Maximizing Your PSLF Benefit
Enroll in the lowest-payment IDR plan. Since PSLF forgives the remaining balance after 120 payments, you want to minimize each payment. The SAVE plan at 5% of discretionary income typically produces the lowest payments, maximizing the amount forgiven.
Recertify income annually. Missing recertification means temporarily higher payments (standard repayment amount) that still count as qualifying payments — but you pay more than necessary.
Track your payments carefully. Use the Department of Education's PSLF tracking tool and keep records of every payment. Request a payment count annually. Common reasons payments don't qualify: wrong loan type (FFEL instead of Direct — consolidate to fix this), wrong repayment plan (standard or graduated instead of IDR), or payment made late.
Consider consolidation if needed. Only Direct Loans qualify for PSLF. If you have FFEL or Perkins loans, consolidating into a Direct Consolidation Loan makes them eligible. Note that consolidation resets your payment count, so weigh the trade-off carefully.
The PSLF Payment Count Timeline
Your 120-payment journey has several milestones worth tracking:
Payment 1: Start working at a qualifying employer with Direct Loans on an IDR plan. Submit your first Employment Certification Form.
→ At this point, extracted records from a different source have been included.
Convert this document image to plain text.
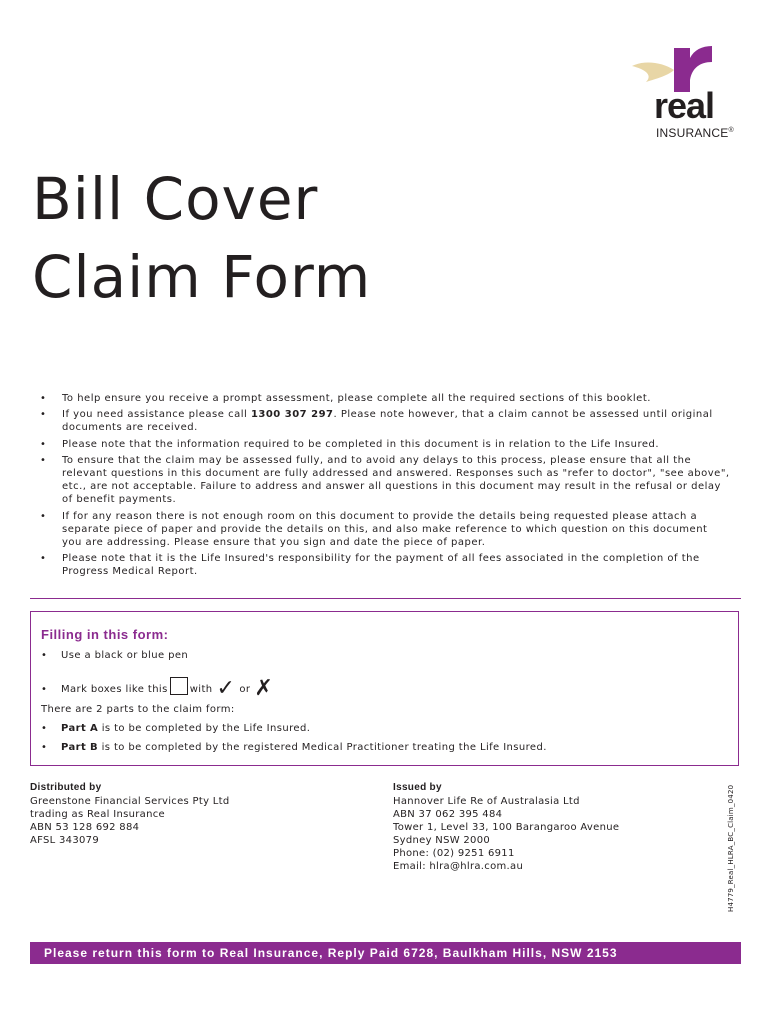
real
INSURANCE®
Bill Cover
Claim Form
• To help ensure you receive a prompt assessment, please complete all the required sections of this booklet.
• If you need assistance please call 1300 307 297. Please note however, that a claim cannot be assessed until original documents are received.
• Please note that the information required to be completed in this document is in relation to the Life Insured.
• To ensure that the claim may be assessed fully, and to avoid any delays to this process, please ensure that all the relevant questions in this document are fully addressed and answered. Responses such as "refer to doctor", "see above", etc., are not acceptable. Failure to address and answer all questions in this document may result in the refusal or delay of benefit payments.
• If for any reason there is not enough room on this document to provide the details being requested please attach a separate piece of paper and provide the details on this, and also make reference to which question on this document you are addressing. Please ensure that you sign and date the piece of paper.
• Please note that it is the Life Insured's responsibility for the payment of all fees associated in the completion of the Progress Medical Report.
Filling in this form:
• Use a black or blue pen
• Mark boxes like this with ✓ or ✗
There are 2 parts to the claim form:
• Part A is to be completed by the Life Insured.
• Part B is to be completed by the registered Medical Practitioner treating the Life Insured.
Distributed by
Greenstone Financial Services Pty Ltd
trading as Real Insurance
ABN 53 128 692 884
AFSL 343079
Issued by
Hannover Life Re of Australasia Ltd
ABN 37 062 395 484
Tower 1, Level 33, 100 Barangaroo Avenue
Sydney NSW 2000
Phone: (02) 9251 6911
Email: hlra@hlra.com.au	H4779_Real_HLRA_BC_Claim_0420
Please return this form to Real Insurance, Reply Paid 6728, Baulkham Hills, NSW 2153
Payment 12: Submit annual ECF and income recertification. Verify your payment count is tracking correctly.
Payment 60 (halfway): Good checkpoint — you should have roughly 60 qualifying payments credited. If not, investigate now while corrections are easier.
Payment 108: Submit your final ECF and begin preparing your PSLF application. The forgiveness process can take 2-4 months.
Payment 120: Submit the PSLF application. Continue making payments until you receive official confirmation — any overpayments after the 120th qualifying payment are refunded.